Being a new technology, SMRs are subject to wide variability in costs and numerous unknowns. Rough estimates for a 462 MW NuScale 6-module plant were provided by the Institute for Energy Economics and Financial Analysis in January 2023, at $9.3 billion, or approximately $1.5 billion per individual reactor module.

TerraPower estimates the cost of the first-of-its-kind 345 MW Natrium reactor at approximately $4 billion, which includes a 50/50 cost share between the DOE and private investors.

TerraPower says it aims to reduce future Natrium fuel plant costs to about $1 billion per plant.

By comparison, the most recent large nuclear power plants to become operational — the Vogtle Units 3 and 4, each designed to provide 1,114 MW of electricity — were estimated at $14 billion for both reactors in 2009. Significant delays caused by supply chain issues and cost overruns increased the price to $34-$36.8 billion by the time both units came online.

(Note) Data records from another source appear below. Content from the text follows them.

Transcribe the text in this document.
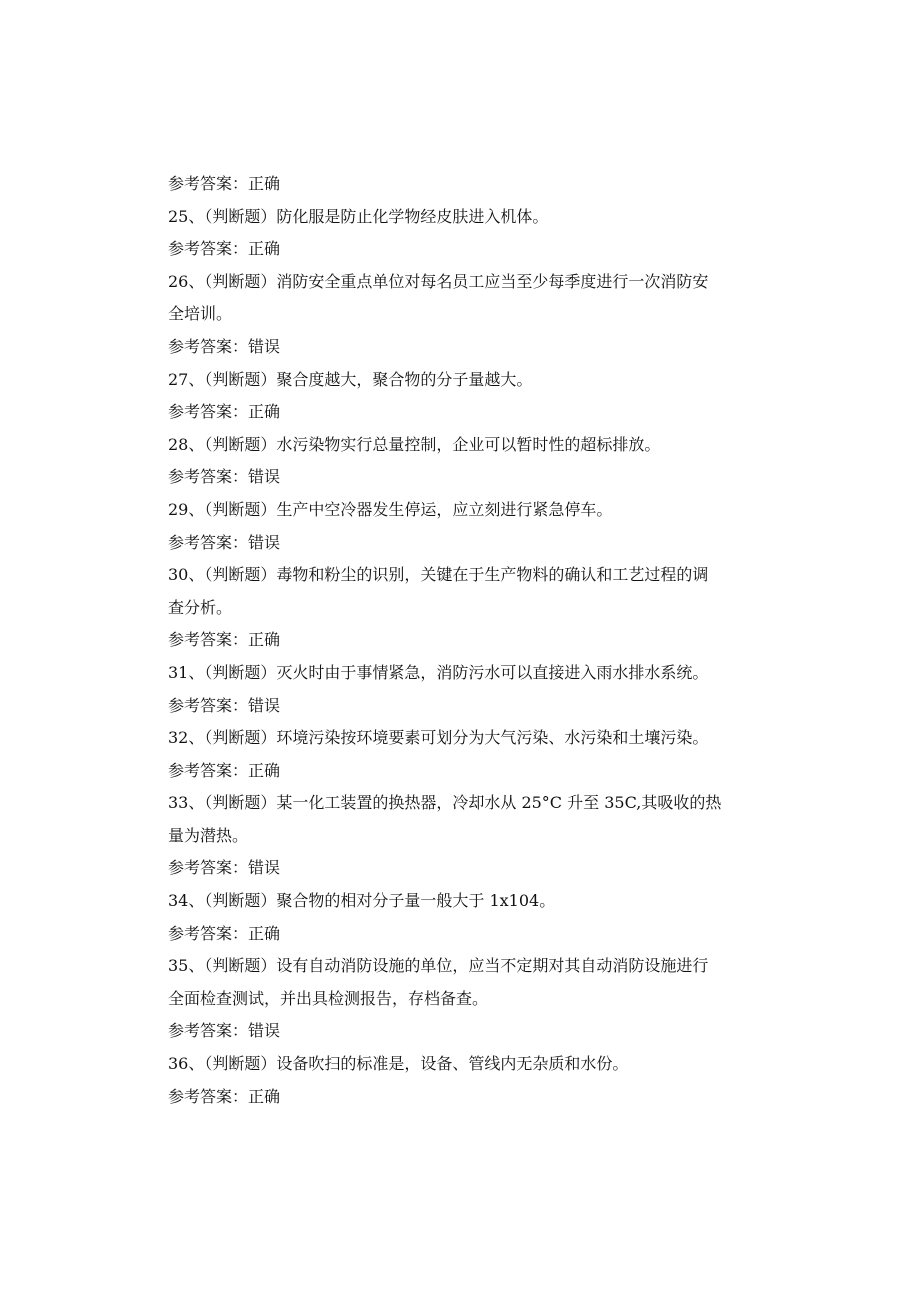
参考答案：正确
25、（判断题）防化服是防止化学物经皮肤进入机体。
参考答案：正确
26、（判断题）消防安全重点单位对每名员工应当至少每季度进行一次消防安
全培训。
参考答案：错误
27、（判断题）聚合度越大，聚合物的分子量越大。
参考答案：正确
28、（判断题）水污染物实行总量控制，企业可以暂时性的超标排放。
参考答案：错误
29、（判断题）生产中空冷器发生停运，应立刻进行紧急停车。
参考答案：错误
30、（判断题）毒物和粉尘的识别，关键在于生产物料的确认和工艺过程的调
查分析。
参考答案：正确
31、（判断题）灭火时由于事情紧急，消防污水可以直接进入雨水排水系统。
参考答案：错误
32、（判断题）环境污染按环境要素可划分为大气污染、水污染和土壤污染。
参考答案：正确
33、（判断题）某一化工装置的换热器，冷却水从 25°C 升至 35C,其吸收的热
量为潜热。
参考答案：错误
34、（判断题）聚合物的相对分子量一般大于 1x104。
参考答案：正确
35、（判断题）设有自动消防设施的单位，应当不定期对其自动消防设施进行
全面检查测试，并出具检测报告，存档备查。
参考答案：错误
36、（判断题）设备吹扫的标准是，设备、管线内无杂质和水份。
参考答案：正确
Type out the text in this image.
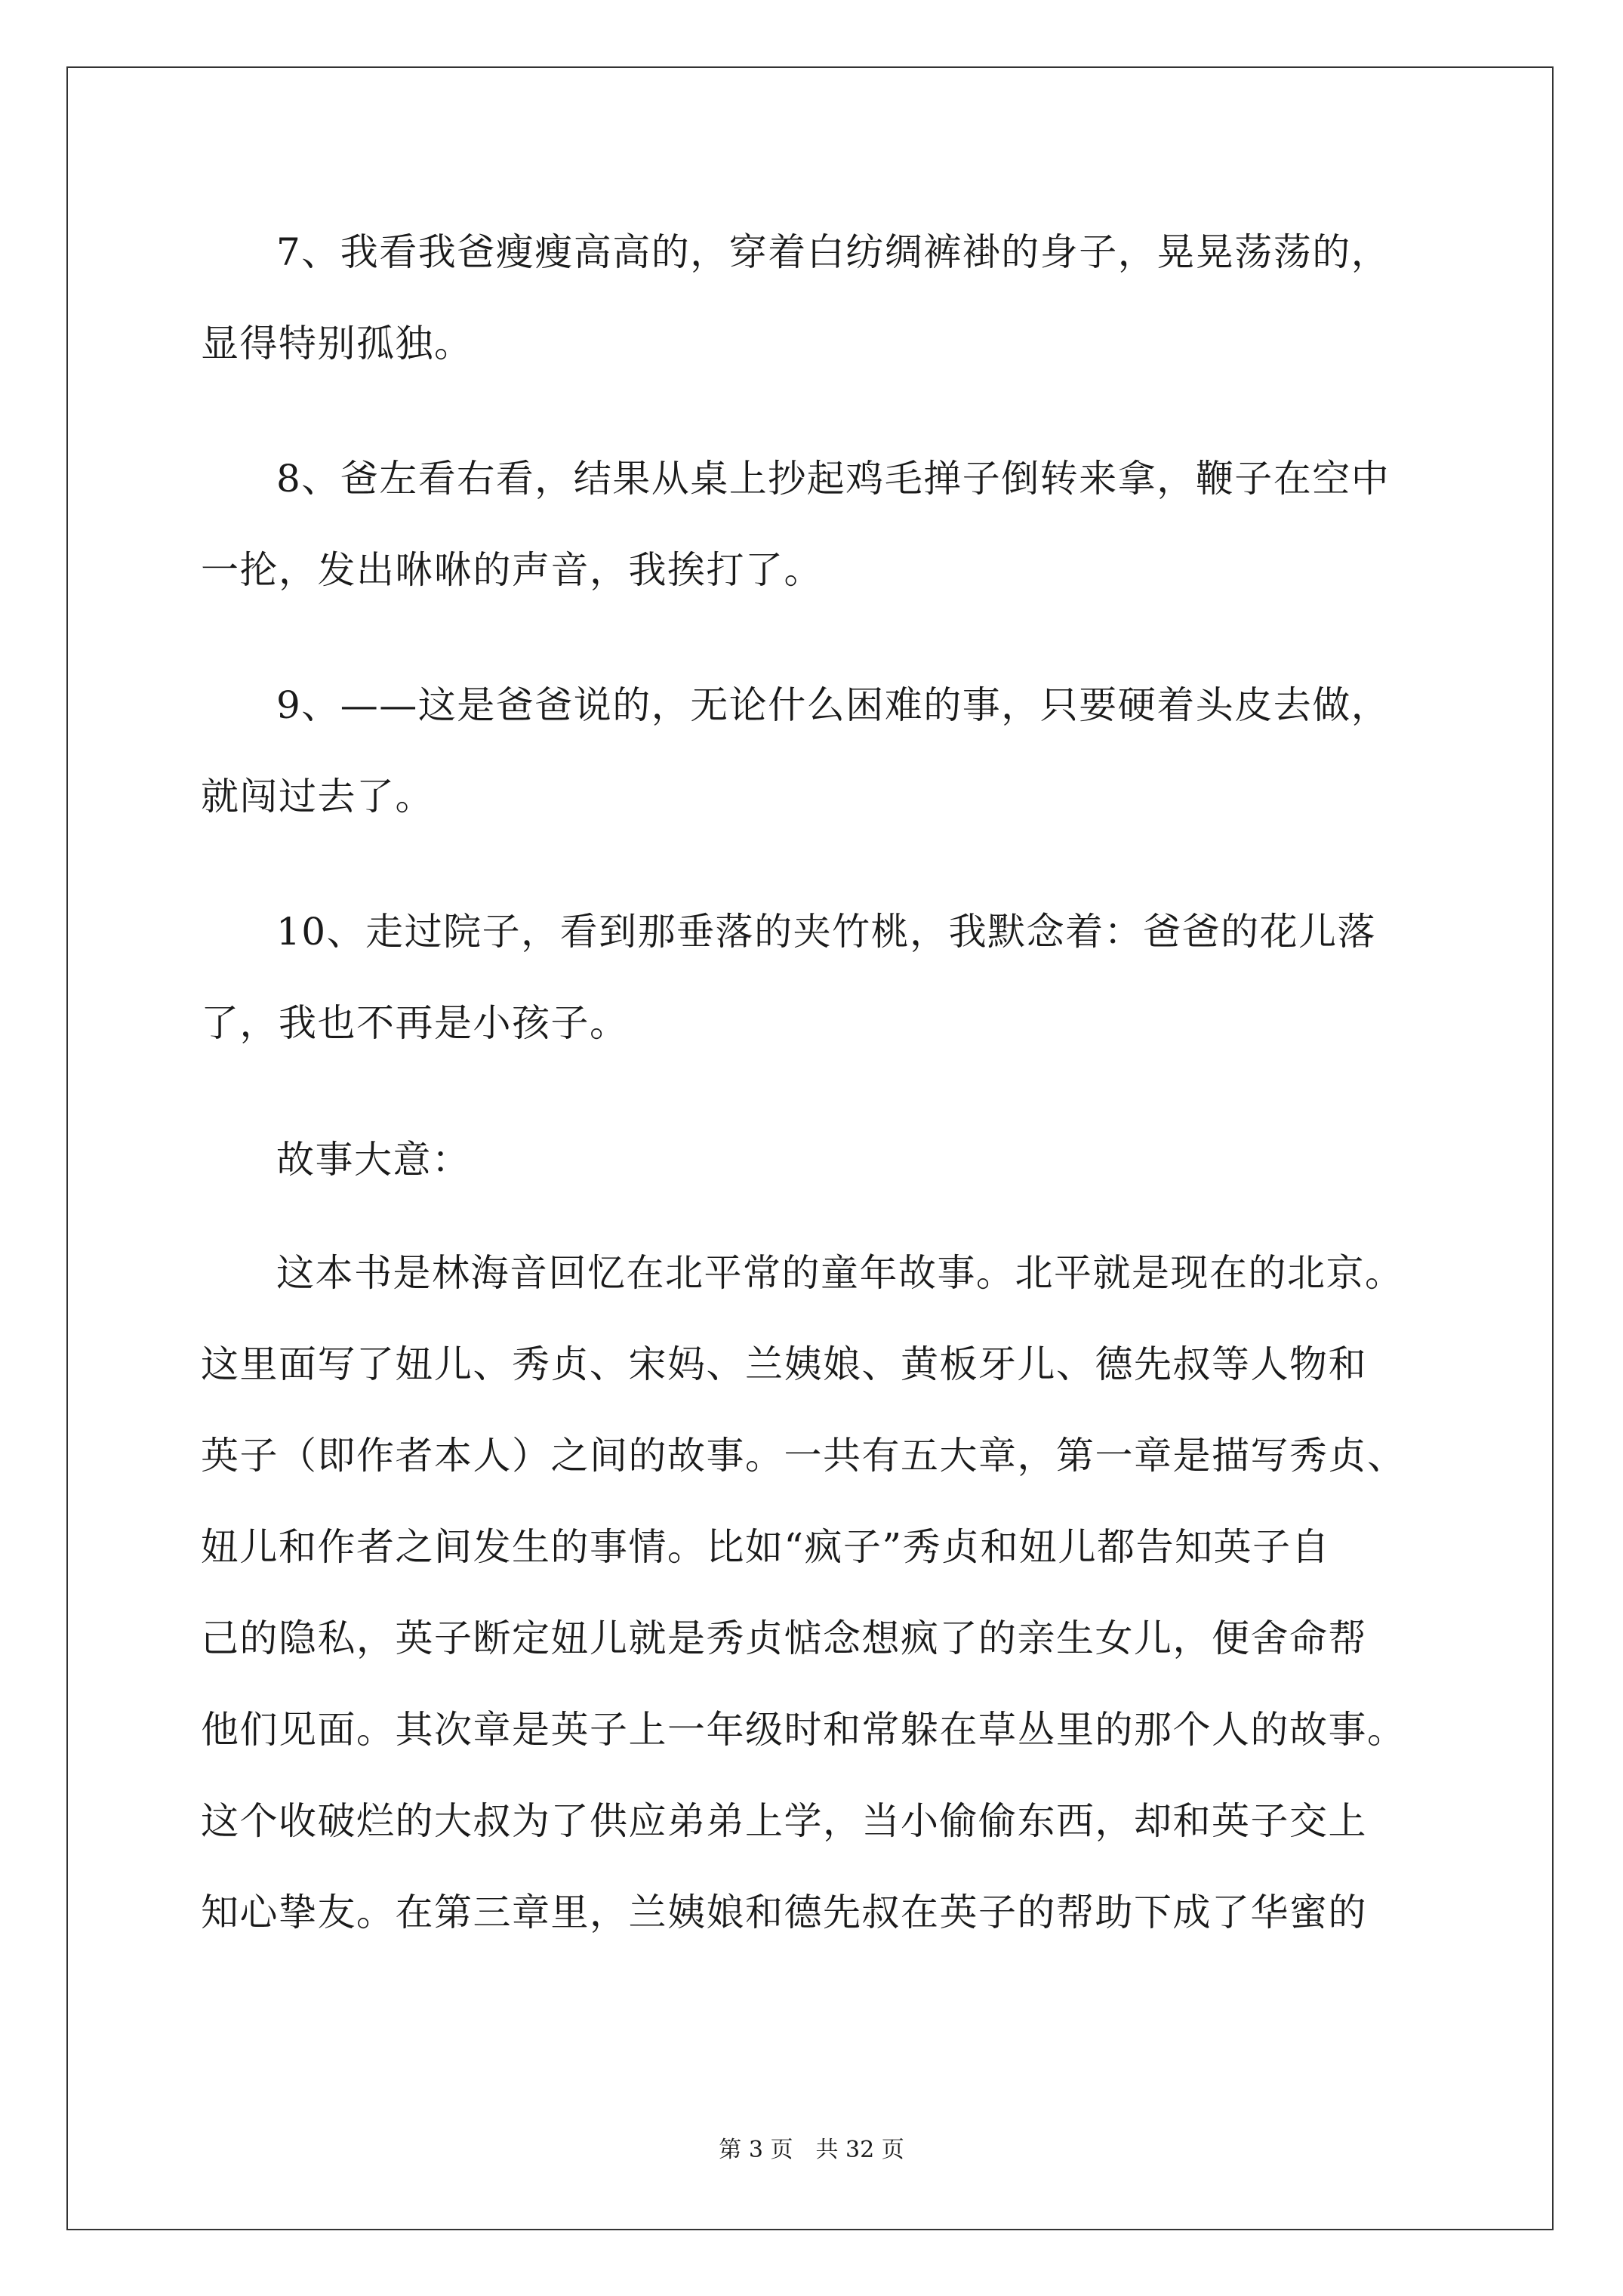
7、我看我爸瘦瘦高高的，穿着白纺绸裤褂的身子，晃晃荡荡的，
显得特别孤独。

8、爸左看右看，结果从桌上抄起鸡毛掸子倒转来拿，鞭子在空中
一抡，发出咻咻的声音，我挨打了。

9、——这是爸爸说的，无论什么困难的事，只要硬着头皮去做，
就闯过去了。

10、走过院子，看到那垂落的夹竹桃，我默念着：爸爸的花儿落
了，我也不再是小孩子。

故事大意：

这本书是林海音回忆在北平常的童年故事。北平就是现在的北京。
这里面写了妞儿、秀贞、宋妈、兰姨娘、黄板牙儿、德先叔等人物和
英子（即作者本人）之间的故事。一共有五大章，第一章是描写秀贞、
妞儿和作者之间发生的事情。比如“疯子”秀贞和妞儿都告知英子自
己的隐私，英子断定妞儿就是秀贞惦念想疯了的亲生女儿，便舍命帮
他们见面。其次章是英子上一年级时和常躲在草丛里的那个人的故事。
这个收破烂的大叔为了供应弟弟上学，当小偷偷东西，却和英子交上
知心挚友。在第三章里，兰姨娘和德先叔在英子的帮助下成了华蜜的

第 3 页　共 32 页
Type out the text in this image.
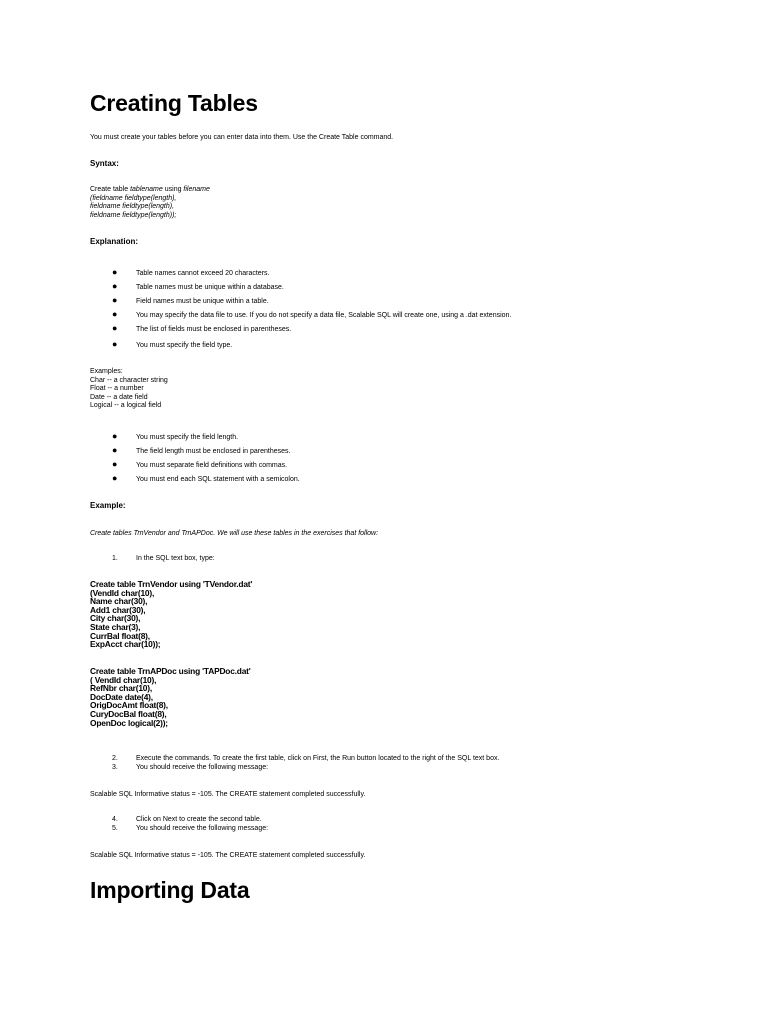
Creating Tables

You must create your tables before you can enter data into them. Use the Create Table command.

Syntax:

Create table tablename using filename
(fieldname fieldtype(length),
fieldname fieldtype(length),
fieldname fieldtype(length));

Explanation:

●	Table names cannot exceed 20 characters.
●	Table names must be unique within a database.
●	Field names must be unique within a table.
●	You may specify the data file to use. If you do not specify a data file, Scalable SQL will create one, using a .dat extension.
●	The list of fields must be enclosed in parentheses.
●	You must specify the field type.
Examples:
Char -- a character string
Float -- a number
Date -- a date field
Logical -- a logical field
●	You must specify the field length.
●	The field length must be enclosed in parentheses.
●	You must separate field definitions with commas.
●	You must end each SQL statement with a semicolon.

Example:

Create tables TrnVendor and TrnAPDoc. We will use these tables in the exercises that follow:

1.	In the SQL text box, type:
Create table TrnVendor using 'TVendor.dat'
(VendId char(10),
Name char(30),
Add1 char(30),
City char(30),
State char(3),
CurrBal float(8),
ExpAcct char(10));
Create table TrnAPDoc using 'TAPDoc.dat'
( VendId char(10),
RefNbr char(10),
DocDate date(4),
OrigDocAmt float(8),
CuryDocBal float(8),
OpenDoc logical(2));
2.	Execute the commands. To create the first table, click on First, the Run button located to the right of the SQL text box.
3.	You should receive the following message:

Scalable SQL Informative status = -105. The CREATE statement completed successfully.

4.	Click on Next to create the second table.
5.	You should receive the following message:

Scalable SQL Informative status = -105. The CREATE statement completed successfully.

Importing Data
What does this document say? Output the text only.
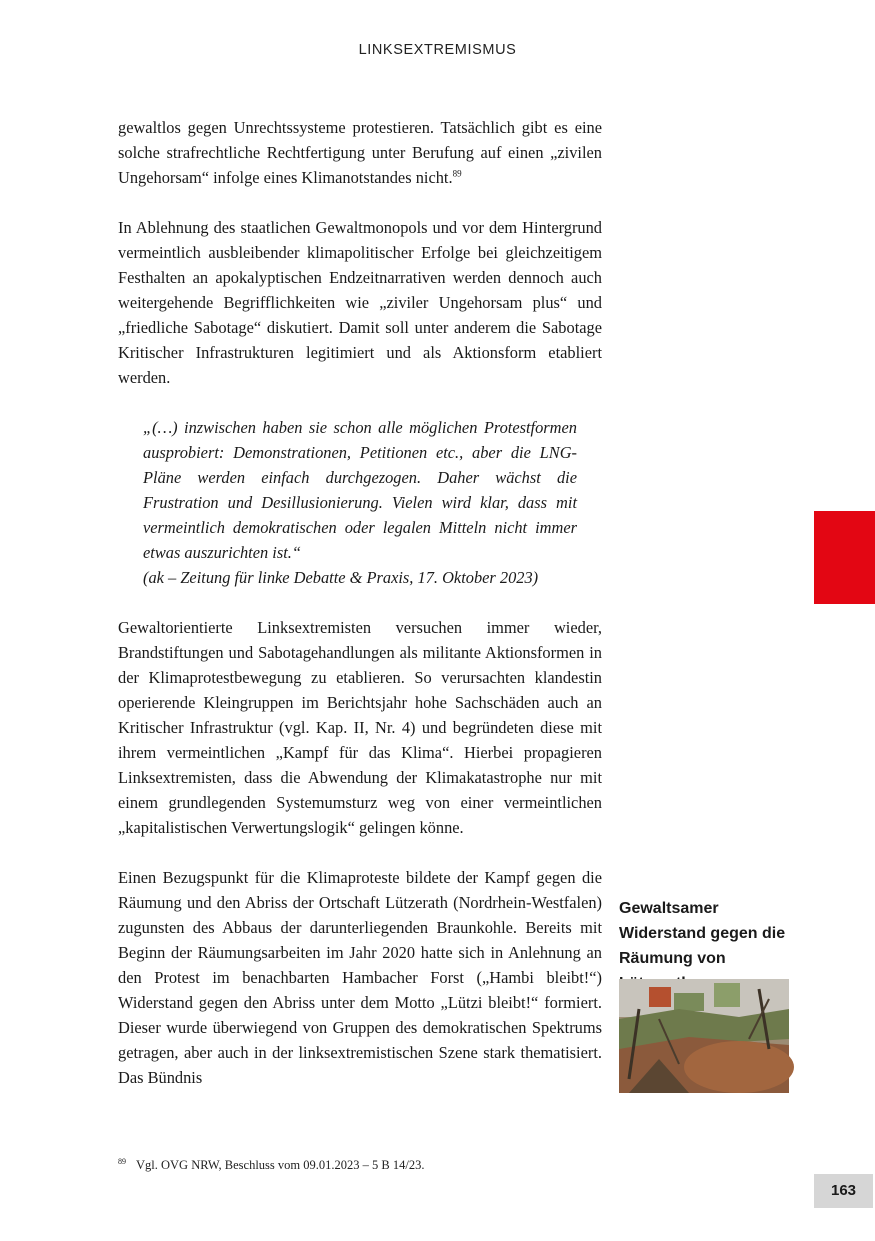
LINKSEXTREMISMUS

gewaltlos gegen Unrechtssysteme protestieren. Tatsächlich gibt es eine solche strafrechtliche Rechtfertigung unter Berufung auf einen „zivilen Ungehorsam“ infolge eines Klimanotstandes nicht.$^{89}$

In Ablehnung des staatlichen Gewaltmonopols und vor dem Hintergrund vermeintlich ausbleibender klimapolitischer Erfolge bei gleichzeitigem Festhalten an apokalyptischen Endzeitnarrativen werden dennoch auch weitergehende Begrifflichkeiten wie „ziviler Ungehorsam plus“ und „friedliche Sabotage“ diskutiert. Damit soll unter anderem die Sabotage Kritischer Infrastrukturen legitimiert und als Aktionsform etabliert werden.

„(…) inzwischen haben sie schon alle möglichen Protestformen ausprobiert: Demonstrationen, Petitionen etc., aber die LNG-Pläne werden einfach durchgezogen. Daher wächst die Frustration und Desillusionierung. Vielen wird klar, dass mit vermeintlich demokratischen oder legalen Mitteln nicht immer etwas auszurichten ist.“

(ak – Zeitung für linke Debatte & Praxis, 17. Oktober 2023)

Gewaltorientierte Linksextremisten versuchen immer wieder, Brandstiftungen und Sabotagehandlungen als militante Aktionsformen in der Klimaprotestbewegung zu etablieren. So verursachten klandestin operierende Kleingruppen im Berichtsjahr hohe Sachschäden auch an Kritischer Infrastruktur (vgl. Kap. II, Nr. 4) und begründeten diese mit ihrem vermeintlichen „Kampf für das Klima“. Hierbei propagieren Linksextremisten, dass die Abwendung der Klimakatastrophe nur mit einem grundlegenden Systemumsturz weg von einer vermeintlichen „kapitalistischen Verwertungslogik“ gelingen könne.

Einen Bezugspunkt für die Klimaproteste bildete der Kampf gegen die Räumung und den Abriss der Ortschaft Lützerath (Nordrhein-Westfalen) zugunsten des Abbaus der darunterliegenden Braunkohle. Bereits mit Beginn der Räumungsarbeiten im Jahr 2020 hatte sich in Anlehnung an den Protest im benachbarten Hambacher Forst („Hambi bleibt!“) Widerstand gegen den Abriss unter dem Motto „Lützi bleibt!“ formiert. Dieser wurde überwiegend von Gruppen des demokratischen Spektrums getragen, aber auch in der linksextremistischen Szene stark thematisiert. Das Bündnis

Gewaltsamer Widerstand gegen die Räumung von
$^{89}$ Vgl. OVG NRW, Beschluss vom 09.01.2023 – 5 B 14/23.
163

Are federal grants and subsidies available for small modular reactor technology?

The Department of Energy’s Advanced Reactor Demonstration Program, initiated in 2020, provided NuScale Power and the Utah Carbon Free Power Project with $1.4 billion in DOE cost-sharing funds. However, the project was cancelled in November 2023 due to cost increases, which led Utah utilities that had signed on to the project to withdraw.

The TerraPower 345 MW Natrium molten salt reactor, which received $2 billion in 50/50 cost-sharing with private partners, who included Microsoft’s Bill Gates, is currently under construction in Kemmerer, Wyoming.

The Department of Energy has invested more than $1 billion in SMR development since 2012.

Critics, including Taxpayers for Common Sense, argue that SMR subsidies pose a substantial risk to taxpayers due to high costs and questionable commercial viability.

The DOE argues that the development of SMRs plays a crucial role in enhancing energy security and providing carbon-free power.